Confronting OT Controversies— Part Thirty-One

Confronting OT Controversies— Part Thirty-One May 7, 2019

Q. Klaus Koch in his two volumes on the Prophets talks about God’s redemptive-judgment (he judges Pharaoh and by the same act redeems or frees the Hebrews). Following Steck, he also points out the prophetic pattern that the redemption of God’s people comes after the judgment on their sins— redemption after judgment (and perhaps after repentance for sin). I am wondering what you think of these lines of reasoning vis a vis the issue of how and in what what God is a warrior?

A. Yes, I do think that is the pattern. God comes as a warrior to judge, but that judgment then leads to salvation.
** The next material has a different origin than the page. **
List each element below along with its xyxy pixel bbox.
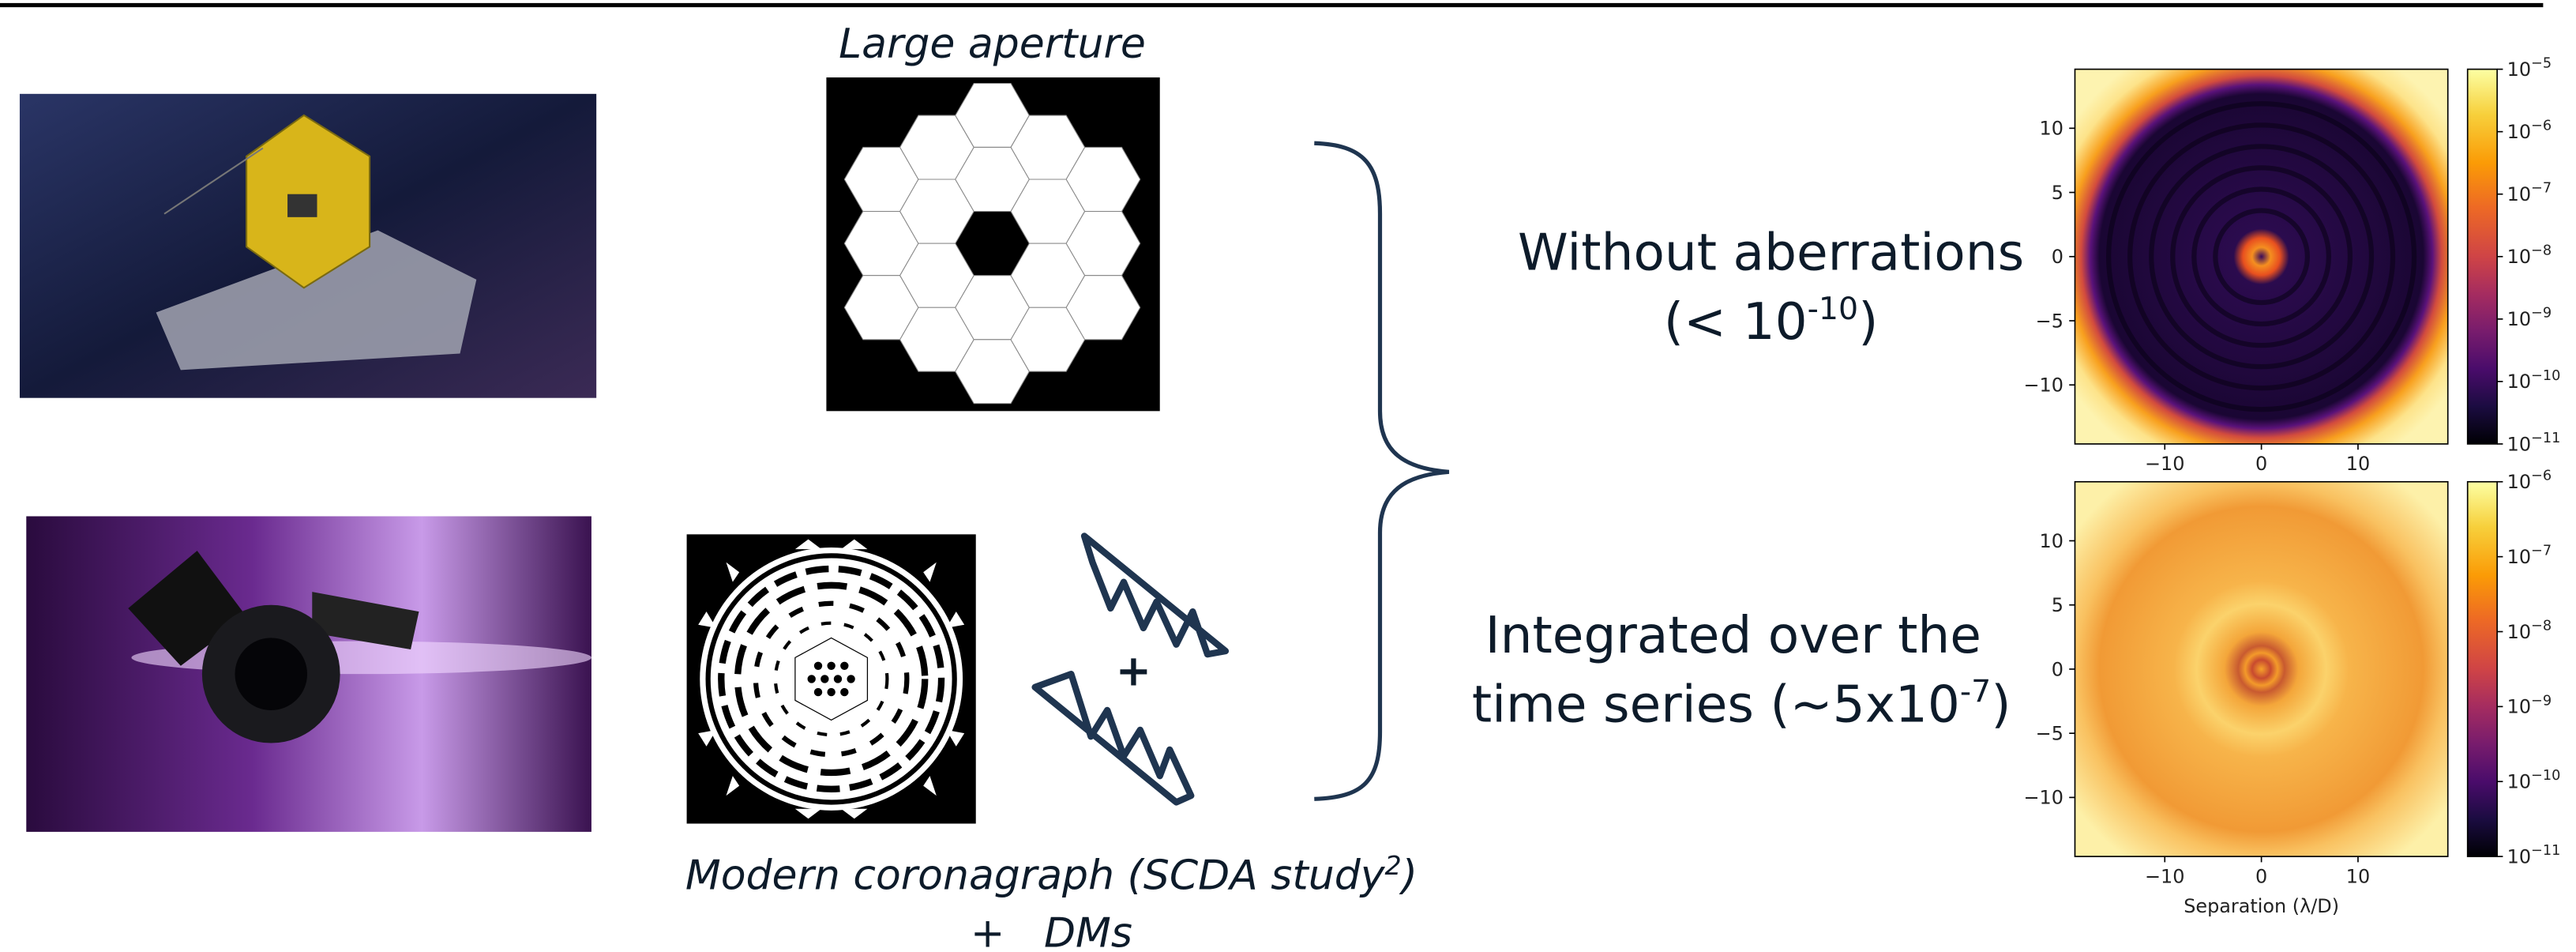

Q. I often tell my students ‘do not whittle off the rough edges of Scripture that you find most disturbing (such as the divine violence passages), for they probably show us areas in our lives where we least understand God and his Word, and need to grow. Would you agree?
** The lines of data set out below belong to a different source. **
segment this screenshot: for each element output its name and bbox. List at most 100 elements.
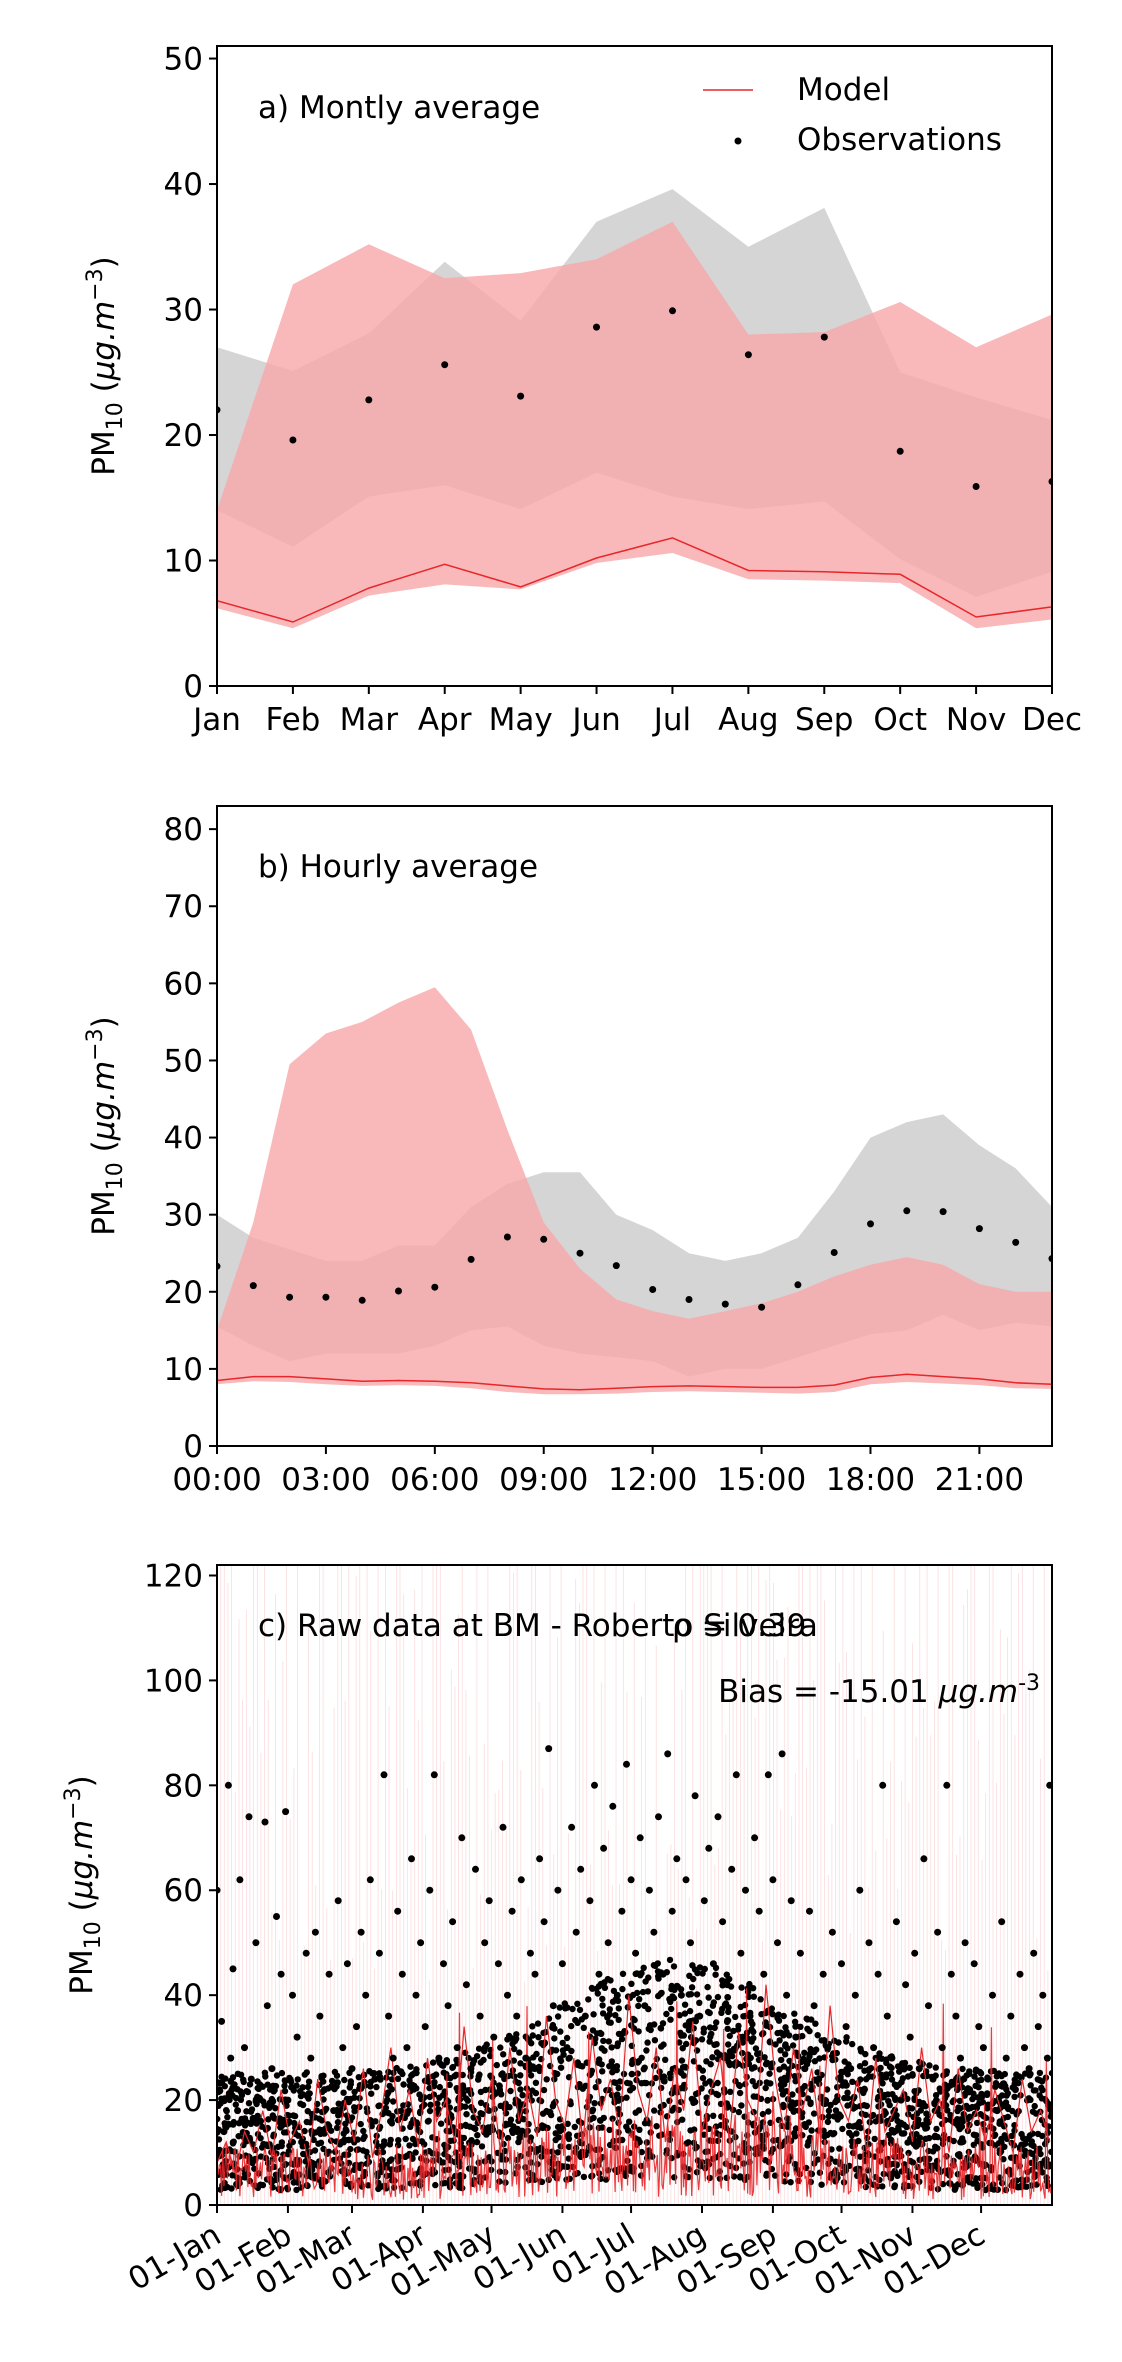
observation-cloud-point [1016, 2145, 1024, 2152]
observation-point [883, 2012, 891, 2020]
observation-cloud-point [787, 2179, 794, 2186]
observation-cloud-point [974, 2184, 981, 2191]
observation-cloud-point [517, 2072, 524, 2079]
observation-point [241, 2044, 248, 2052]
observation-cloud-point [1021, 2070, 1029, 2077]
observation-cloud-point [436, 2094, 443, 2101]
observation-cloud-point [789, 2042, 797, 2049]
observation-cloud-point [453, 2071, 460, 2078]
observation-point [389, 2054, 397, 2062]
observation-point [685, 1296, 693, 1303]
observation-cloud-point [432, 2181, 439, 2189]
observation-cloud-point [872, 2054, 879, 2062]
observation-cloud-point [861, 2067, 868, 2074]
observation-point [504, 1991, 511, 1999]
observation-cloud-point [229, 2172, 236, 2179]
observation-cloud-point [691, 2126, 698, 2133]
observation-point [282, 1808, 290, 1816]
observation-point [224, 1781, 232, 1789]
observation-cloud-point [406, 2077, 413, 2084]
observation-point [490, 2033, 498, 2041]
observation-cloud-point [246, 2081, 254, 2088]
observation-point [751, 1834, 759, 1842]
observation-cloud-point [385, 2068, 392, 2076]
observation-cloud-point [979, 2099, 986, 2106]
observation-cloud-point [619, 1985, 626, 1993]
observation-point [441, 361, 449, 369]
observation-cloud-point [849, 2040, 856, 2048]
observation-cloud-point [642, 1978, 649, 1985]
observation-cloud-point [926, 2062, 933, 2069]
observation-point [371, 2075, 379, 2083]
observation-cloud-point [567, 2100, 574, 2108]
observation-point [426, 1886, 434, 1894]
observation-cloud-point [475, 2073, 482, 2080]
observation-cloud-point [508, 2035, 515, 2042]
observation-cloud-point [781, 2081, 788, 2088]
observation-point [517, 392, 525, 400]
observation-cloud-point [638, 2148, 645, 2156]
observation-cloud-point [318, 2073, 325, 2080]
observation-point [870, 2044, 878, 2052]
x-tick-label: Dec [1022, 702, 1082, 738]
y-tick-label: 20 [164, 1275, 203, 1311]
observation-cloud-point [590, 2011, 597, 2018]
observation-cloud-point [780, 2063, 788, 2070]
observation-cloud-point [772, 2041, 779, 2048]
observation-point [874, 1970, 882, 1978]
observation-cloud-point [700, 2029, 707, 2036]
observation-cloud-point [1021, 2147, 1029, 2155]
observation-point [792, 2033, 800, 2041]
observation-cloud-point [348, 2114, 356, 2121]
observation-cloud-point [950, 2118, 957, 2126]
observation-cloud-point [1043, 2156, 1050, 2163]
observation-cloud-point [408, 2072, 415, 2079]
observation-cloud-point [943, 2070, 950, 2077]
y-tick-label: 40 [164, 1978, 203, 2014]
observation-cloud-point [851, 2139, 859, 2146]
observation-cloud-point [777, 2029, 784, 2036]
observation-cloud-point [534, 2020, 542, 2027]
observation-cloud-point [285, 2112, 293, 2119]
observation-point [218, 2017, 226, 2025]
observation-cloud-point [1029, 2108, 1037, 2115]
observation-cloud-point [966, 2068, 973, 2075]
observation-cloud-point [574, 2000, 581, 2008]
observation-cloud-point [1044, 2182, 1051, 2189]
observation-cloud-point [606, 2011, 613, 2018]
observation-cloud-point [730, 2106, 737, 2114]
observation-cloud-point [525, 2120, 532, 2128]
observation-cloud-point [791, 2010, 798, 2017]
observation-cloud-point [714, 1993, 722, 2001]
observation-point [972, 483, 980, 490]
observation-point [394, 1907, 402, 1915]
observation-point [362, 1991, 370, 1999]
observation-cloud-point [400, 2081, 407, 2088]
observation-cloud-point [601, 2047, 608, 2054]
observation-cloud-point [908, 2105, 916, 2112]
observation-point [1034, 2023, 1042, 2031]
observation-cloud-point [271, 2114, 278, 2122]
observation-cloud-point [301, 2127, 308, 2135]
observation-cloud-point [267, 2086, 274, 2093]
observation-cloud-point [801, 2082, 808, 2090]
observation-cloud-point [1036, 2077, 1044, 2084]
observation-cloud-point [351, 2108, 358, 2115]
observation-cloud-point [800, 2121, 808, 2129]
observation-point [325, 1970, 333, 1978]
observation-cloud-point [680, 2072, 687, 2079]
observation-point [444, 2002, 452, 2010]
observation-cloud-point [552, 2136, 559, 2144]
observation-point [311, 1928, 319, 1936]
observation-cloud-point [899, 2075, 907, 2082]
observation-cloud-point [412, 2149, 419, 2156]
observation-cloud-point [954, 2107, 961, 2115]
x-tick-label: 15:00 [717, 1462, 806, 1498]
observation-point [938, 2044, 946, 2052]
observation-point [591, 1781, 598, 1789]
panel-c-bias-exp: -3 [1018, 1671, 1040, 1696]
observation-cloud-point [838, 2068, 845, 2076]
observation-cloud-point [438, 2061, 445, 2069]
panel-b-ylabel: PM10 (µg.m−3) [83, 1016, 128, 1235]
observation-cloud-point [498, 2091, 505, 2098]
A. Yes, we have a tendency to gravitate toward those parts of the Bible that we like or conform to what we think God is like. So we find ways to tame the parts we don’t. But isn’t this just a way to shape God in our own image? I feel that particularly in Boyd’s book The Crucifixion of the Warrior God it reads like someone who does not like the picture of God that he sees there and then devises an interpretive strategy (he uses the unfortunate language of developing a magic eye reading of Scripture) to solve the problem and get rid of what he thinks are the nasty parts. I appreciate the struggle (I have it too), but I find it hard to see how people would be convinced by his argument. It seems so forced to me.